I THINK I’m suffering from Seasonal Affective Disorder.

What seems to be a lifetime ago, in the summer, I was pretty happy. But with the weather getting colder and the days getting shorter I am, by the hour, getting SAD.

These are the winter blues you get when you wake up and suddenly remember you don’t live in California. The symptoms are feeling tired, overeating and bad mood which, in my experience, can also sometimes be the symptoms of parenting which might suggest I have SAD all year round.

When you’ve got children, winter is not a season – it’s a full time job. You know how we seem to forget all of the agony of childbirth, because if we remembered then we’d never do it again? Well it’s the same with winter.

I don’t mind, at first, it getting darker and colder - like my brain has released some kind of anaesthetic that numbs how horrible it is. I think I could cope with another birth in the way that I always think that winter isn’t a major pain too.

Every year I forget just what a nightmare winter is when you’re a parent. If I recalled the arguments about wearing warm clothes, lost gloves, frost on the car, the whining, the snot, sore skin, slipping on the ice, snowballs, the boiler breaking, coughs, the schools closing then I think I’d have emigrated to California long ago.

I overlook the fact that sometimes I spend 24 hours trying to persuade my children to put on their coats. It slips my mind that every winter no less than FIFTEEN pairs of gloves grow legs and walk away without anybody noticing. Every morning there’s a mad dash to melt the frost of the car windscreen.

But it’s all coming back to me rapidly.

It started with Halloween and the stress of trick or treating in the freezing rain. It progressed with Bonfire Night and my fear of sparklers in the hands of my children.
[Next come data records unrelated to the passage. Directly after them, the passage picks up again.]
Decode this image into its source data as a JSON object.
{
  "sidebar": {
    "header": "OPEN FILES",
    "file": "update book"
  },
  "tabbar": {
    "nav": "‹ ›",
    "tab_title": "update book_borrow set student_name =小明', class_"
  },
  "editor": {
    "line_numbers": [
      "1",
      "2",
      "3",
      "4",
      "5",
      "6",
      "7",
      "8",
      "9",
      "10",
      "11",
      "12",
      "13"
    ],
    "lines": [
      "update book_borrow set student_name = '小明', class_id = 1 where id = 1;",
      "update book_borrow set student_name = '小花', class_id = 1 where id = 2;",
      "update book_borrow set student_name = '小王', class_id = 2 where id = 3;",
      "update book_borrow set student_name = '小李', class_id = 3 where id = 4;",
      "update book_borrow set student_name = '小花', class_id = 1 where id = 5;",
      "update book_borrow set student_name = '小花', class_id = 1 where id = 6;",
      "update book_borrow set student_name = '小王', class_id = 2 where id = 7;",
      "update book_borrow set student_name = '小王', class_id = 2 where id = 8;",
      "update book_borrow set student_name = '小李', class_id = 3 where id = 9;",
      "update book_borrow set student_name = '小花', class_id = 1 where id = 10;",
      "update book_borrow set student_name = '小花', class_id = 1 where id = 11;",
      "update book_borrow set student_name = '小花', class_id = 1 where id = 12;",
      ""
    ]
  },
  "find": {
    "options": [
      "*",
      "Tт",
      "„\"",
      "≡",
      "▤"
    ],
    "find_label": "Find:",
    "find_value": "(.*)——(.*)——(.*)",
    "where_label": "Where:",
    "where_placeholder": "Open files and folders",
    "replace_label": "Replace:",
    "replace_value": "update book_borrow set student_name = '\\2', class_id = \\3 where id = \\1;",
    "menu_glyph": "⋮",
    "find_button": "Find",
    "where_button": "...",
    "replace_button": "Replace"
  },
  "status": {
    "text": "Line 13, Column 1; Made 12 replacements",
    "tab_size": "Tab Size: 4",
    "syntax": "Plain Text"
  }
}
Almost daily I struggle to get them to wear something other than a T-shirt, even when I threaten to wear no clothes when they have friends over.

It’s been building up with the 749 times a day they mention the ‘C’ word and can we please buy a tree. And the lost gloves. Always the lost gloves. I have already visited The Glove Man three times and every time I see pound signs flashing in his eyes. The reason he works the market only in the winter is because, the rest of the time, he’s spending the money earned from me.

I do get a little thrill when the nights get darker and I can trick the kids into thinking bedtime is earlier than what it really is. When the snow starts falling, we all get excited even though it takes 20 minutes to get ready to go outside then seconds for the kids to complain that they’re cold.

Sometimes, I don’t really mind a ‘snow day’ because I get to stay in bed instead of stressing about the heating in the car.

The truth is, there really is nothing wrong with me. It’s just the onset of winter and having such rubbish winter clothes. I can’t believe I’m doing the school run in last year’s coat.

Anyway, I can’t change the winter so I’m attempting to change my attitude towards it - embracing the coldness by hibernating in front of the telly and drinking mulled wine.

What has also helped to change my attitude is that I just looked up SAD on the internet. I typed SADS by mistake, which turned out to stand for Sudden Arrhythmic Death Syndrome. As soon as I realised that I don’t have this, I felt much better.